Importância dos ritos de passagem
O professor Guilherme explica que os rituais de passagem são construções sociais e culturais importantes do ponto de vista emocional e psicológico. Ajudam, inclusive, a delimitar as formas como as pessoas são vistas socialmente.
É assim no aniversário de 18 anos, quando o indivíduo passa a ter novos direitos e deveres como cidadão; na formatura, quando deixa de ser estudante e se torna um profissional; no casamento, quando assume um novo status perante a sociedade. Mas não são apenas os grandes eventos que são importantes.
“Os rituais existem para aumentar a nossa predisposição diante de uma nova demanda. Em menor escala, são os ritos diários, como, por exemplo, tirar o pijama e se arrumar para o trabalho, mesmo que seja em home office. Isso nos faz sentir preparados para executar melhor as funções”, orienta.
É neste sentido que o especialista fala sobre a importância de cada pessoa criar seus próprios mecanismos para virar a chave e recomeçar outro ciclo. “Se estamos impedidos pela pandemia de participar dos marcos temporais tradicionais, com aglomeração, o jeito é ter rituais particulares e específicos que provoquem as mesmas sensações e nos preparem para encarar o novo ano. Não precisamos depender do Carnaval para isso”.
Covid-19 e a sobrecarga emocional
Não bastasse a confusão provocada pela ausência dos tradicionais rituais que garantem o início de novas fases na vida das pessoas, a pandemia também restringiu as opções de lazer e diversão. Na avaliação do professor Guilherme Alcântara Ramos, esse é outro complicador emocional.

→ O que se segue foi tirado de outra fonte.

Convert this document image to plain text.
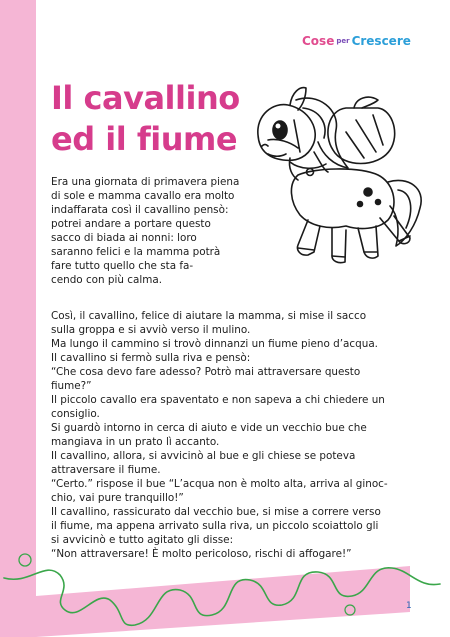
Cose per Crescere
Il cavallino
ed il fiume
Era una giornata di primavera piena
di sole e mamma cavallo era molto
indaffarata così il cavallino pensò:
potrei andare a portare questo
sacco di biada ai nonni: loro
saranno felici e la mamma potrà
fare tutto quello che sta fa-
cendo con più calma.
Così, il cavallino, felice di aiutare la mamma, si mise il sacco
sulla groppa e si avviò verso il mulino.
Ma lungo il cammino si trovò dinnanzi un fiume pieno d’acqua.
Il cavallino si fermò sulla riva e pensò:
“Che cosa devo fare adesso? Potrò mai attraversare questo
fiume?”
Il piccolo cavallo era spaventato e non sapeva a chi chiedere un
consiglio.
Si guardò intorno in cerca di aiuto e vide un vecchio bue che
mangiava in un prato lì accanto.
Il cavallino, allora, si avvicinò al bue e gli chiese se poteva
attraversare il fiume.
“Certo.” rispose il bue “L’acqua non è molto alta, arriva al ginoc-
chio, vai pure tranquillo!”
Il cavallino, rassicurato dal vecchio bue, si mise a correre verso
il fiume, ma appena arrivato sulla riva, un piccolo scoiattolo gli
si avvicinò e tutto agitato gli disse:
“Non attraversare! È molto pericoloso, rischi di affogare!”
1
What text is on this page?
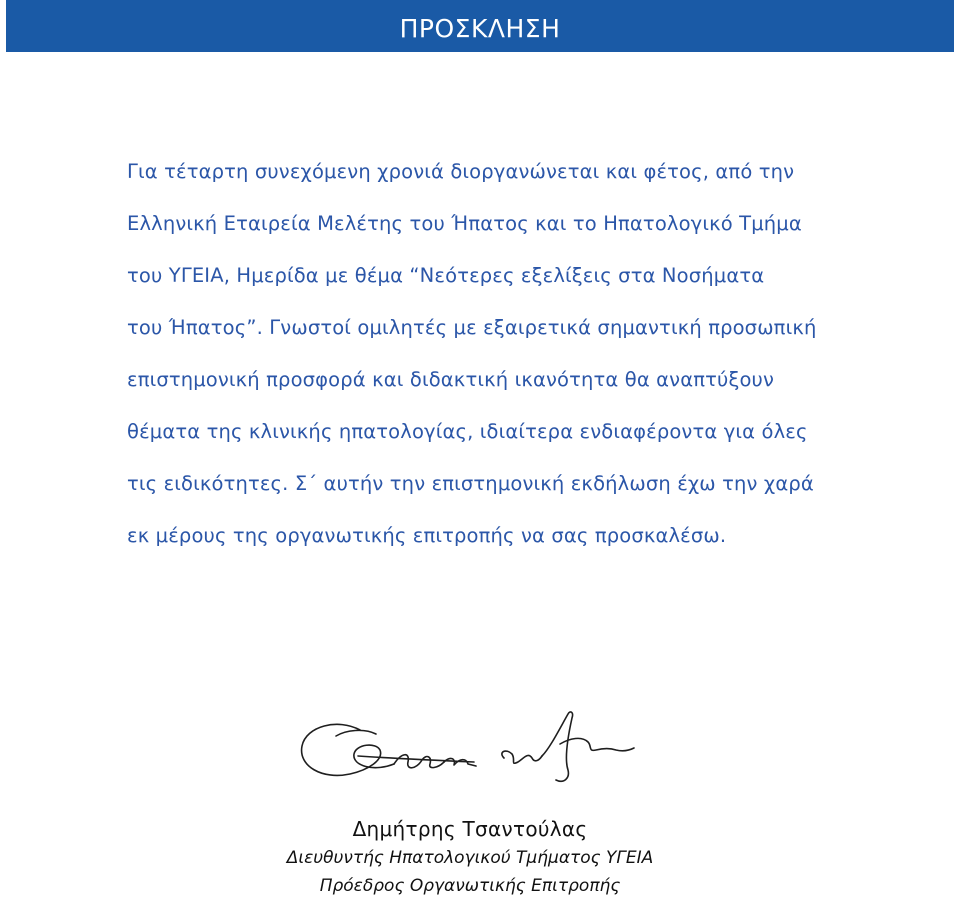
ΠΡΟΣΚΛΗΣΗ
Για τέταρτη συνεχόμενη χρονιά διοργανώνεται και φέτος, από την
Ελληνική Εταιρεία Μελέτης του Ήπατος και το Ηπατολογικό Τμήμα
του ΥΓΕΙΑ, Ημερίδα με θέμα “Νεότερες εξελίξεις στα Νοσήματα
του Ήπατος”. Γνωστοί ομιλητές με εξαιρετικά σημαντική προσωπική
επιστημονική προσφορά και διδακτική ικανότητα θα αναπτύξουν
θέματα της κλινικής ηπατολογίας, ιδιαίτερα ενδιαφέροντα για όλες
τις ειδικότητες. Σ΄ αυτήν την επιστημονική εκδήλωση έχω την χαρά
εκ μέρους της οργανωτικής επιτροπής να σας προσκαλέσω.
Δημήτρης Τσαντούλας
Διευθυντής Ηπατολογικού Τμήματος ΥΓΕΙΑ
Πρόεδρος Οργανωτικής Επιτροπής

“Além de termos que lidar com um inimigo invisível, o vírus da Covid-19 – o que torna o desafio do autocuidado e do cuidado com os outros ainda maior -, o trabalho invadiu as residências e as condições de lazer e diversão foram reduzidas. Estamos mais cansados e sobrecarregados. Precisamos criar condições prazerosas, seguras e lúdicas para lidar com as alterações que a pandemia impôs às nossas vidas”, comenta.